According to the expert, Ukraine’s main task is to transition from sectoral funding with no territorial ties to programme funding based on regional development strategies (RDSR-2027, regional strategies and recovery plans).

‘There can be no plans without money, and no money without plans. This is the fundamental principle of EU cohesion policy, and it must become our guiding principle,’ emphasised the ICS director.

Rather than financing individual projects, a system of regional development programmes similar to the European one should be implemented, taking into account both European priorities and Ukrainian needs. These programmes could support affected, border, rural, and mountainous areas, and promote the development of mobility infrastructure, human capital, ecology, and digitalisation.
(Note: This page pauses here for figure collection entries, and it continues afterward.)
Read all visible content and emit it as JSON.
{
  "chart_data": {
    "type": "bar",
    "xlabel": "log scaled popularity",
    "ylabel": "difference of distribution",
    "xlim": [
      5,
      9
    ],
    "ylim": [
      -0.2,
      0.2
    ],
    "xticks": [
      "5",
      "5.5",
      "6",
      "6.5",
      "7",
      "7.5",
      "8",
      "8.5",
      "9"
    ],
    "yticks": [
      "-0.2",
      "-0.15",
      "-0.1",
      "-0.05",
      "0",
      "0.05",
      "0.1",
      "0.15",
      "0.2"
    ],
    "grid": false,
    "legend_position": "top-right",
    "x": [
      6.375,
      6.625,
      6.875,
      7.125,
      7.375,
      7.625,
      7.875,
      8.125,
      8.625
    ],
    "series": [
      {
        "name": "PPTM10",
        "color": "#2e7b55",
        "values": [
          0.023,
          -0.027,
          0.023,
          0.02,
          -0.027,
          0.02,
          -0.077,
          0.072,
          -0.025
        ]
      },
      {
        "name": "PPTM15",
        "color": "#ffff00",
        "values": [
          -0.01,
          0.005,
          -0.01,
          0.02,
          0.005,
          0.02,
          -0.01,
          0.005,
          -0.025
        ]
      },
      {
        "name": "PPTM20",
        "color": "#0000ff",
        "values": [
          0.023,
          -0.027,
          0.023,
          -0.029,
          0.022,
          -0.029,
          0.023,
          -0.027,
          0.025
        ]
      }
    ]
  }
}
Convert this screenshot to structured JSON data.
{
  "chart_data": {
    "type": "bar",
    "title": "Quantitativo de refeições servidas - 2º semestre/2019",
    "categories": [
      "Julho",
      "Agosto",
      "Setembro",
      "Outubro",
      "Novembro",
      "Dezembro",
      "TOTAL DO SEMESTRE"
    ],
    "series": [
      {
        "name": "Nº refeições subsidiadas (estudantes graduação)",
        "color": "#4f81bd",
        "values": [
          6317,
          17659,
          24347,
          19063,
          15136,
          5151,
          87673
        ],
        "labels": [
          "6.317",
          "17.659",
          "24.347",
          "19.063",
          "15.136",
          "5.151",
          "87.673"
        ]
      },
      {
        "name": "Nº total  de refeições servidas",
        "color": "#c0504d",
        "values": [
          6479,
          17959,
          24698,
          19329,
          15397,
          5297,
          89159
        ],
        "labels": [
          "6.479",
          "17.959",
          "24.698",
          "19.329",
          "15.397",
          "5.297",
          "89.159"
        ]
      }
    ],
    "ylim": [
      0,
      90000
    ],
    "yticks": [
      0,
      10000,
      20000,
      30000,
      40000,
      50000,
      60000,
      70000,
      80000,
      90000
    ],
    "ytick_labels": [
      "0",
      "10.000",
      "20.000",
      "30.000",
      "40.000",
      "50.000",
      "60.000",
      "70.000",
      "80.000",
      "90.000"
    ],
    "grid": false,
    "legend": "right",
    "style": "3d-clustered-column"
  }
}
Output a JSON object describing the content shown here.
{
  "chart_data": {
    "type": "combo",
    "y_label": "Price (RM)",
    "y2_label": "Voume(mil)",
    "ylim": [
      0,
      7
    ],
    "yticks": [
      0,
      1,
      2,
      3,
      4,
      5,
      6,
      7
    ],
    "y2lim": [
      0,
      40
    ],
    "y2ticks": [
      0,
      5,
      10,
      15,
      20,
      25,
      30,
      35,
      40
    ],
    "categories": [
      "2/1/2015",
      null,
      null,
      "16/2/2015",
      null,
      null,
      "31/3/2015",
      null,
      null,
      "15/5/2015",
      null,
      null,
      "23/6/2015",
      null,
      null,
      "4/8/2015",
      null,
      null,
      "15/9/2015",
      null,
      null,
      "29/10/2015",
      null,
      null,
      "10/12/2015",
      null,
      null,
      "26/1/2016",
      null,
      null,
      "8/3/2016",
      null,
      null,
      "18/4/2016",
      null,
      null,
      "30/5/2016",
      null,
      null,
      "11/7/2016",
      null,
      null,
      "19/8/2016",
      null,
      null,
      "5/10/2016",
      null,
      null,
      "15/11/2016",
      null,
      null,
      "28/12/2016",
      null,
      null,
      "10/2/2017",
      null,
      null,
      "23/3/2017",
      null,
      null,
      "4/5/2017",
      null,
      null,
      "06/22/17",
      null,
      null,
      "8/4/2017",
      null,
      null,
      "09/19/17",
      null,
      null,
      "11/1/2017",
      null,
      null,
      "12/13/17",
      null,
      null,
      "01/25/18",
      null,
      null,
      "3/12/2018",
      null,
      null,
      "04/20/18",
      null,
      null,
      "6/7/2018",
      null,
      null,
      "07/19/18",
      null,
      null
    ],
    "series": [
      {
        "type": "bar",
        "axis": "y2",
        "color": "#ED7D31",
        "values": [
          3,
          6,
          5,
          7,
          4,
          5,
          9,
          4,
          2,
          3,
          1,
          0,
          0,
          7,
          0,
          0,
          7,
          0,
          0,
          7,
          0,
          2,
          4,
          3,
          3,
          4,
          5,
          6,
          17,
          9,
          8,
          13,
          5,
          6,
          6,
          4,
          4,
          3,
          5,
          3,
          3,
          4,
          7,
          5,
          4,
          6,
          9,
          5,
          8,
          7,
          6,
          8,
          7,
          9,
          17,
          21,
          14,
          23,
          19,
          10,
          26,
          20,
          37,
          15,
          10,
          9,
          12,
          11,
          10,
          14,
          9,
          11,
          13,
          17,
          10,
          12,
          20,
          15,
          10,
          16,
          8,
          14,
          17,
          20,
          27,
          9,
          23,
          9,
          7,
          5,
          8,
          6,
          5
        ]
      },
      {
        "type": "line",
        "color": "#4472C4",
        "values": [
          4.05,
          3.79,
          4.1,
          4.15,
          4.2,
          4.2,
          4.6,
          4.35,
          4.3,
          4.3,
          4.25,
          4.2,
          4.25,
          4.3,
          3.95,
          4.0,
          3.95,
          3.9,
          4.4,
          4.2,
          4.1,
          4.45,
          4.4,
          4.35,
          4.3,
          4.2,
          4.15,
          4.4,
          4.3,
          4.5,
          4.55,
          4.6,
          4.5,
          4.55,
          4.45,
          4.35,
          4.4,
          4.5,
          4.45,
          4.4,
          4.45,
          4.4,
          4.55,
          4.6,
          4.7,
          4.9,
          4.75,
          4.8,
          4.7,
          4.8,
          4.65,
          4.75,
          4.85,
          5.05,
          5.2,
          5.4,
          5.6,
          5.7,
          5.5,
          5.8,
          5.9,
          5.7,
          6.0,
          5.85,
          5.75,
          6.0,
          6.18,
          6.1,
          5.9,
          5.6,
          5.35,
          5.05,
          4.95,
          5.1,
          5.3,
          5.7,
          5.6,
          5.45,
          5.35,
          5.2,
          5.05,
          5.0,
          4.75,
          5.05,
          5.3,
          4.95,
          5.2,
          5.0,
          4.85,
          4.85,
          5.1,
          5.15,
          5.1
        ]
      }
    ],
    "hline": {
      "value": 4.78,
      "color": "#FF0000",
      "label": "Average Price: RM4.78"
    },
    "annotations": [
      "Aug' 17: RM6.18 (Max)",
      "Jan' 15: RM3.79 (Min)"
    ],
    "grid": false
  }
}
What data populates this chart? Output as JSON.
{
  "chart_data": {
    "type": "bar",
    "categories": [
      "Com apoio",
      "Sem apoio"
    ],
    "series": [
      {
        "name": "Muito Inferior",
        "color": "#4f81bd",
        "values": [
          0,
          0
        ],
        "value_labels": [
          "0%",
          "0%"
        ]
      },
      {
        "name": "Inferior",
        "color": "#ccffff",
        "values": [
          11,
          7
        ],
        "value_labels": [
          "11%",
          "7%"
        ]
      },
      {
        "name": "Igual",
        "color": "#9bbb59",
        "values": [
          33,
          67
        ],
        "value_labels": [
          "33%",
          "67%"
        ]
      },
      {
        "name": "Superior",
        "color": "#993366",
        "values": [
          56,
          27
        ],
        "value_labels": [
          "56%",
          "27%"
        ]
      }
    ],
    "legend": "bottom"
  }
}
According to Anatolii Tkachuk, the State Regional Development Fund (SRDF) is the most logical place to accumulate and manage these 20 per cent of funds. However, this fund currently operates as a budget programme rather than a financial instrument, contradicting European practice.

‘The SRDF needs to be modernised. It should become a genuine fund that allows resources to be accumulated from various sources, financing regional development on the basis of programmes rather than political decisions,’ said Anatolii Tkachuk.

For the effective use of such funds, Ukraine must ensure:

  • long-term development programming (at the national, regional, and community levels);
  • a reliable system of financial control and audit;
  • compliance with EU legislation in the areas of public procurement, partnership, competition, gender equality, and statistics;
  • a permanent interdepartmental coordination commission on regional policy issues.

‘Our membership in the EU will not mean that communities will simply receive funding for development projects. They will have to co-finance project costs, as the EU will only reimburse up to 85 per cent of them. Therefore, we need to consider loan mechanisms for communities, such as setting up a specialised development bank,’ the expert stressed.

In conclusion, Anatolii Tkachuk states that EU funds should act as a catalyst for creating a new regional development system in Ukraine that is programme-based, transparent, and strategic. This will require legal and organisational changes, as well as a new culture of financial management for territorial development.

‘Twenty per cent of EU funds is not just support; this is an opportunity. It is an opportunity to finally establish a system in Ukraine that functions in the same way as it does in Europe: transparent, smart, and programmatic,’ he concluded.